Some points I would make:
1. Krugman was mainly expressing pessimism. He was not cheerfully advocating a housing bubble, but instead he was glumly saying that the only way he could see to get out of the recession would be for such a bubble to occur.
2. In the event, we had a housing bubble and we got out of the recession. To me, this raises the question of whether a distorted recovery is better than an undistorted recession. That question might be asked in the context of fiscal stimulus as well–at what point do the distortions of the stimulus outweigh getting out of a recession?
3. I personally do not think that Greenspan caused the housing bubble. I do not believe that monetary policy and short-term interest rates are as all-powerful as many economists do. What I was writing in August of 2002 was this.

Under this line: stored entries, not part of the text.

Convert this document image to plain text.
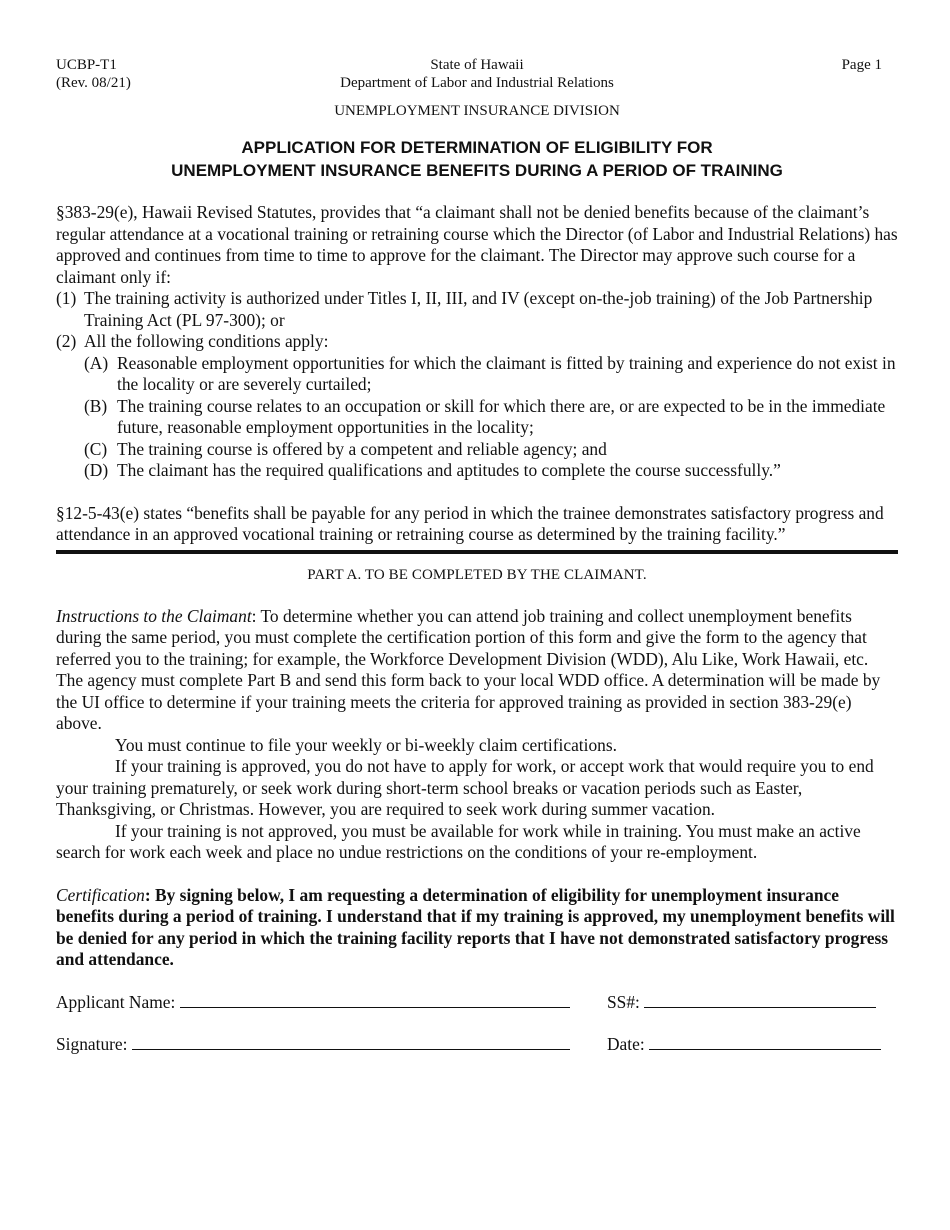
UCBP-T1
(Rev. 08/21)
State of Hawaii
Department of Labor and Industrial Relations
Page 1
UNEMPLOYMENT INSURANCE DIVISION
APPLICATION FOR DETERMINATION OF ELIGIBILITY FOR
UNEMPLOYMENT INSURANCE BENEFITS DURING A PERIOD OF TRAINING

§383-29(e), Hawaii Revised Statutes, provides that “a claimant shall not be denied benefits because of the claimant’s regular attendance at a vocational training or retraining course which the Director (of Labor and Industrial Relations) has approved and continues from time to time to approve for the claimant. The Director may approve such course for a claimant only if:

(1) The training activity is authorized under Titles I, II, III, and IV (except on-the-job training) of the Job Partnership Training Act (PL 97-300); or
(2) All the following conditions apply:
(A) Reasonable employment opportunities for which the claimant is fitted by training and experience do not exist in the locality or are severely curtailed;
(B) The training course relates to an occupation or skill for which there are, or are expected to be in the immediate future, reasonable employment opportunities in the locality;
(C) The training course is offered by a competent and reliable agency; and
(D) The claimant has the required qualifications and aptitudes to complete the course successfully.”

§12-5-43(e) states “benefits shall be payable for any period in which the trainee demonstrates satisfactory progress and attendance in an approved vocational training or retraining course as determined by the training facility.”

PART A. TO BE COMPLETED BY THE CLAIMANT.

Instructions to the Claimant: To determine whether you can attend job training and collect unemployment benefits during the same period, you must complete the certification portion of this form and give the form to the agency that referred you to the training; for example, the Workforce Development Division (WDD), Alu Like, Work Hawaii, etc. The agency must complete Part B and send this form back to your local WDD office. A determination will be made by the UI office to determine if your training meets the criteria for approved training as provided in section 383-29(e) above.

You must continue to file your weekly or bi-weekly claim certifications.

If your training is approved, you do not have to apply for work, or accept work that would require you to end your training prematurely, or seek work during short-term school breaks or vacation periods such as Easter, Thanksgiving, or Christmas. However, you are required to seek work during summer vacation.

If your training is not approved, you must be available for work while in training. You must make an active search for work each week and place no undue restrictions on the conditions of your re-employment.

Certification: By signing below, I am requesting a determination of eligibility for unemployment insurance benefits during a period of training. I understand that if my training is approved, my unemployment benefits will be denied for any period in which the training facility reports that I have not demonstrated satisfactory progress and attendance.

Applicant Name:	SS#:
Signature:	Date:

4. Paul Krugman and Brad DeLong thought that Greenspan kept rates too high in 2002. This makes them poorly positioned to criticize Greenspan now for keeping rates too low. I am pretty sure that Brad is guilty of this hypocrisy. I believe that Paul is not.
[UPDATE: Brad denies committing this hypocrisy, and he is right. He has stood by his views that interest rates in 2001 and 2002 were, if anything, too high. I stand corrected.]
5. The main reason I put Paul’s quote on my blog was because I am compiling a history of the events that caused financial crisis. I have a paragraph that says:
the current crisis led to a sharp recession that could not be mitigated with monetary expansion. This suggests that in hindsight more should have been done to prevent the housing bubble from expanding as much as it did. This in turn suggests that the monetary easing that took place from 2001-2003 was excessive. However, at the time, the sluggish growth in employment (the 2001-2003 period was commonly referred to as a “jobless recovery”) was thought to justify the monetary expansion and low levels of interest rates.
The Krugman quote can help to support that paragraph. I can pick other quotes, obviously, but the one about needing a housing bubble is particularly poignant.